INFLUÊNCIA DA MITOLOGIA NAS CIÊNCIAS MÉDICAS

Por Andressa S. Silva | 10/11/2010 | Filosofia


"A vida é curta, a ciência é vasta, a oportunidade esquiva,
a intervenção perigosa e o julgamento difícil. Não basta que o médico
faça o que é necessário, mas o doente e seus assistentes
devem fazer o que lhes compete. E as circunstâncias devem ser favoráveis."
(Hipócrates)

SILVA, AS.

Este estudo tem o objetivo de analisar a influência do conhecimento mitológico, bem como da mitologia em si, na origem e estrutura das ciências da saúde, desde a Grécia antiga.

1. MITOLOGIA
Mito é um modo fantasioso de conhecimento, anterior à reflexão crítica, que estabelece verdades que explicam partes dos fenômenos naturais ou culturais.
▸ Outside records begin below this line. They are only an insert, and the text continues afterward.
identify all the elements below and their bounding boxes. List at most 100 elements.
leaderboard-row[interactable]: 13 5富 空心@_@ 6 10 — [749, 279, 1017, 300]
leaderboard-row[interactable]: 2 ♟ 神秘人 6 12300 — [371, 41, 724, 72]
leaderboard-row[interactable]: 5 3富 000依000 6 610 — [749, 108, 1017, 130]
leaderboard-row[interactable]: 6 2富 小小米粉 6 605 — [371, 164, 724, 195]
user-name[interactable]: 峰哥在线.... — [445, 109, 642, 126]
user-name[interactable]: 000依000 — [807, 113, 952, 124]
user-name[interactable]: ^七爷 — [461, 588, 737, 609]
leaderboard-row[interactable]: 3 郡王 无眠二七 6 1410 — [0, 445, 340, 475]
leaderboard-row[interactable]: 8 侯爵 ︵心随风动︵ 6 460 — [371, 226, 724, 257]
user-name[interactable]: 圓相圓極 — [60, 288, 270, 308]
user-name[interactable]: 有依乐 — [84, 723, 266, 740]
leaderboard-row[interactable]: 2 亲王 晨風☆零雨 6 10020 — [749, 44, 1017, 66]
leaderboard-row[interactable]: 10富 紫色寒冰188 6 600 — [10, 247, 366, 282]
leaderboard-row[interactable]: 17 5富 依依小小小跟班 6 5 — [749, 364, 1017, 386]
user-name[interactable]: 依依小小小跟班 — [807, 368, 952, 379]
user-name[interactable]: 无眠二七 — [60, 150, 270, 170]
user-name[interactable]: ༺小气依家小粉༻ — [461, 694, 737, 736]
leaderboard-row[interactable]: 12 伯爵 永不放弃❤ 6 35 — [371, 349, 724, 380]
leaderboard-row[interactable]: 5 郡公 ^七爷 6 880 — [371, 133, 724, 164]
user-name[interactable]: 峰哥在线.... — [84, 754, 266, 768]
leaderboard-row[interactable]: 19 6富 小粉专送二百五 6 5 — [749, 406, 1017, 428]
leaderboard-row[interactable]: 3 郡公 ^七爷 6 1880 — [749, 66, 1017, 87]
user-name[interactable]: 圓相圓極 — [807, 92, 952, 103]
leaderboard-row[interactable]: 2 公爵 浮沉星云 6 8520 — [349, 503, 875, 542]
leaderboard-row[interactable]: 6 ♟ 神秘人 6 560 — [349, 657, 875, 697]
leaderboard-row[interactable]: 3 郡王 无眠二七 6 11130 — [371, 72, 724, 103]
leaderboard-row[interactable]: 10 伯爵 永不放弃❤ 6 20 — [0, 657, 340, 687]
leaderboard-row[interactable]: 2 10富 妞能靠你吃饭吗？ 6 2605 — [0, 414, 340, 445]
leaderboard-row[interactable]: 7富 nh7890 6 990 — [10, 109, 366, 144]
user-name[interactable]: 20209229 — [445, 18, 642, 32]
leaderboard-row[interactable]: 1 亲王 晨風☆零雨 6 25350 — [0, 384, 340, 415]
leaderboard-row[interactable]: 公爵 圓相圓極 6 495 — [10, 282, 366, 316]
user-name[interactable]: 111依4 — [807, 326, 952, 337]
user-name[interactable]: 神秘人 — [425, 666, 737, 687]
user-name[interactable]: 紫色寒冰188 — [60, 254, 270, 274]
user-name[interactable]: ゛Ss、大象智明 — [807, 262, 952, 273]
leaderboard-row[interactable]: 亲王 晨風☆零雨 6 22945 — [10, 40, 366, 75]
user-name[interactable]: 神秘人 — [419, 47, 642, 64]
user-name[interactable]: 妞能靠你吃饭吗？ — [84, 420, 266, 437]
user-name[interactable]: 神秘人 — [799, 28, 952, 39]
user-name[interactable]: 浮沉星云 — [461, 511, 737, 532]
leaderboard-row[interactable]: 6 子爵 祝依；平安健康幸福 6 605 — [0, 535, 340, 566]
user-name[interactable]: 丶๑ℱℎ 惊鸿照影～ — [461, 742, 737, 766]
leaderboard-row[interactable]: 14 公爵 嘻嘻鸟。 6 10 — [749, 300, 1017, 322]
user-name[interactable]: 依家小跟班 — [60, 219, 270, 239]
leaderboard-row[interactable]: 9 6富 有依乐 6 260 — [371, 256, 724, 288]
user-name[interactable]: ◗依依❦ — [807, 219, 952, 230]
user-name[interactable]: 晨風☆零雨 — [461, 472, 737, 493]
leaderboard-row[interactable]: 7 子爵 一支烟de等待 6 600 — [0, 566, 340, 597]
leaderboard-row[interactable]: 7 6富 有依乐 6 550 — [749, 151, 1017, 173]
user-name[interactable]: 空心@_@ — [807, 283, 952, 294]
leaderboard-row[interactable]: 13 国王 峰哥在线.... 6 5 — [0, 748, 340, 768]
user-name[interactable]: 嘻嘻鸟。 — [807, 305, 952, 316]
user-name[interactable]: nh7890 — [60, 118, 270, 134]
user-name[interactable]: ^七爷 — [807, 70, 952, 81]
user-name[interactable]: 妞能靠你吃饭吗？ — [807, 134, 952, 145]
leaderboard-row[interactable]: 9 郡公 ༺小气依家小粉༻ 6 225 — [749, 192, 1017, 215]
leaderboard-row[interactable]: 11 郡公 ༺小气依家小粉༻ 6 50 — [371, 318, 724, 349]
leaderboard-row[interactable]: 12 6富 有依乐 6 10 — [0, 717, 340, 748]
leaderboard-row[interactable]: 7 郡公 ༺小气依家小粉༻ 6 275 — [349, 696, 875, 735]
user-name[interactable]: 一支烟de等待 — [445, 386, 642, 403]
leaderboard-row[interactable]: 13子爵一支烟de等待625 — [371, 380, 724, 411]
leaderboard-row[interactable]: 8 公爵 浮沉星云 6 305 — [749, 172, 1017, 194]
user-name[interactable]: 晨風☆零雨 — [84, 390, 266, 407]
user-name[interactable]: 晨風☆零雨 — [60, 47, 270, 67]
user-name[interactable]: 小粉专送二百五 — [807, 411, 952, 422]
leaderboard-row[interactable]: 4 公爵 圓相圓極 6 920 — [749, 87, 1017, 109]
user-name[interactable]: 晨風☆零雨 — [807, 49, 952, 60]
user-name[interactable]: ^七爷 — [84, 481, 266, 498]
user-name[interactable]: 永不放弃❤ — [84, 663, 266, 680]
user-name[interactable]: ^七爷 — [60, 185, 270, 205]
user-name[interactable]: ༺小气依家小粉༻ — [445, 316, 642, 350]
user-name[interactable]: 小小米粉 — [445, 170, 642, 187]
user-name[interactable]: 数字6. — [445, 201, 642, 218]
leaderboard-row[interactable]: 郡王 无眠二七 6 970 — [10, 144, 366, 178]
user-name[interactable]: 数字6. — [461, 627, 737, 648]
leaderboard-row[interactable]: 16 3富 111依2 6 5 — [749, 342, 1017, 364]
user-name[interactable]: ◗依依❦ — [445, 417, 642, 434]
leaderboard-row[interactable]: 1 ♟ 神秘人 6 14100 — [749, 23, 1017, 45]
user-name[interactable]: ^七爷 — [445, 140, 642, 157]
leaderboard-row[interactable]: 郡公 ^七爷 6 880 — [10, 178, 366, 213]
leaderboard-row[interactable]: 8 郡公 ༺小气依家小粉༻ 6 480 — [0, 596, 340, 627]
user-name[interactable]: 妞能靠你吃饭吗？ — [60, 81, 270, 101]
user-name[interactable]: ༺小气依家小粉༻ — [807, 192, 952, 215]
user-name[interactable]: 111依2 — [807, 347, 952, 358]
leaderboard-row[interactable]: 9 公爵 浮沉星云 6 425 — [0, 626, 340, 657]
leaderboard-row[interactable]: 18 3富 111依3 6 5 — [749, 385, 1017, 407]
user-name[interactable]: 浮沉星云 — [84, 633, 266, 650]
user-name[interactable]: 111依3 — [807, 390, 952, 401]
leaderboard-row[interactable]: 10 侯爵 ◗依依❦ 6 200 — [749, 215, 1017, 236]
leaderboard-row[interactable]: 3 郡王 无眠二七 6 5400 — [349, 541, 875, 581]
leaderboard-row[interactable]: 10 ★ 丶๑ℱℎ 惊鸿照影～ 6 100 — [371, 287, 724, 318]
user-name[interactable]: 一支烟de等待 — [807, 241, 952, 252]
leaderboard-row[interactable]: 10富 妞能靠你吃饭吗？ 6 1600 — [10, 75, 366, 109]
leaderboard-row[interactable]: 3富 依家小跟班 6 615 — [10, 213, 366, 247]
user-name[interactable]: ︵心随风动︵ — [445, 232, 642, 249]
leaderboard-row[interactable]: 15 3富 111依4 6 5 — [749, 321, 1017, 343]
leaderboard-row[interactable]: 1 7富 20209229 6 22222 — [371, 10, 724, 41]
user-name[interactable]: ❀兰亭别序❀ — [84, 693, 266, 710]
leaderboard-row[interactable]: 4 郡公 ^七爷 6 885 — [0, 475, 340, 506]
A verdade do mito não obedece à lógica das verdades empírica nem científica. É uma verdade dogmática, independente de provas para a sua aceitação.
O mito primitivo é sempre coletivo. Só através da existência dos outros que o mito se afirma, e é sempre intuído.
Atualmente percebemos que negar a influência do mito é o mesmo que negar as formas fundamentais da existência humana. O mito foi a primeira forma de atribuir significado ao mundo. Mito e razão se complementam em nossas vidas, entretanto, o mito de hoje, mesmo ainda podendo inflamar paixões, não se apresenta mais com o caráter existencial que tinha o mito primitivo.

2. OS DEUSES
Na Grécia antiga, em sua era mitológica, a arte da cura era relacionada a três entidades: os deuses Apolo e Asclépio, e Hipócrates.
2.1 APOLO
Filho de Zeus e irmão gêmeo de Artemis, considerado o mais amável e formoso dos deuses. Era o deus da poesia, música, artes e medicina.
Casou-se com a filha de Flegias (rei dos Lapitas), Coronis. Deste relacionamento nasceu Asclépio, em um mito trágico.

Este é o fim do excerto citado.